With a balanced raw diet, supplements aren't necessary anyway. I know it's tempting to throw one in "just in case", but it's best to resist.
post #6 of 9
Thread Starter 
Quote:
Originally Posted by Auntie Crazy View Post
I am in agreement with several of the previous posters - a plant-based supplement has no business in my cats' diet.

Some confuse a natural diet with natural foods. While the ingredients in ML or PP might be closer to their original "natural" state than the ingredients in canned foods, a cat's "natural" diet consists of animals only. So no matter how fresh an ingredient, if it's plant-based, it's not a natural part of a feline diet.

With a balanced raw diet, supplements aren't necessary anyway. I know it's tempting to throw one in "just in case", but it's best to resist.
I agree and when I feel comfortable enough I will try the prey-model diet. But right know it's out of my comfort level and whether it's truly "natural" or not it's probably most practical at the moment-my mom is VERY squeamish around meat and all those organs would make her uncomfortable. Besides, sometimes cats do consume some plant material. There are some barn cats near my house and they nibble a bit at the grass.
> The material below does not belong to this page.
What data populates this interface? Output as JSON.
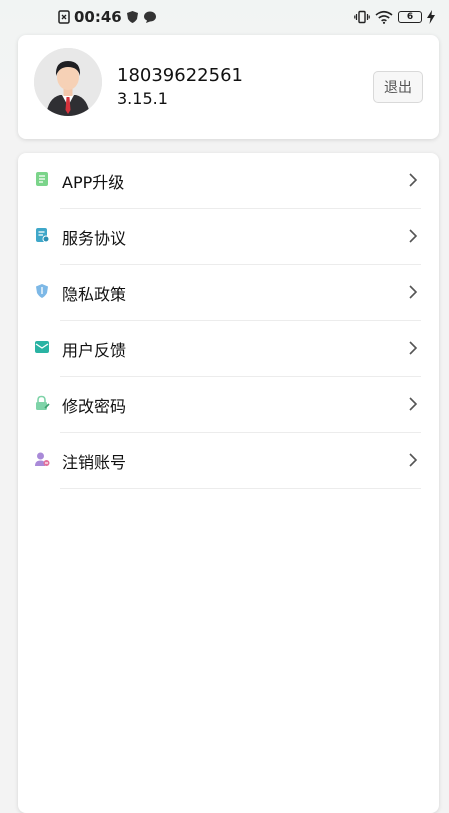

And even though cat's don't fully eat the stomach content of their prey, a bit of half-digested veggies will probably sneak in. JMO. If you want to feed prey model, kudos to you, I'm just taking it at my own pace
post #7 of 9
No worries, FattyKitty! I don't judge. We're all just trying to do the best for our little furry family members. I only responded because you asked for thoughts on PP.
post #8 of 9
I don't have any experience with it but I've been tempted to give it a try on Dr. Hodgkins recommendation. But it seems to have an awful lot of "stuff" in it. I certainly can't say I know there is anything wrong with anything that is in it.

I hadn't been able to find anywhere what dosage to use though. Where did you find that the dosage is 1 teaspoon a day?
post #9 of 9
Thread Starter 
Actually, the dosage is 1/2 a teaspoon a day. I'm super forgetful, lol.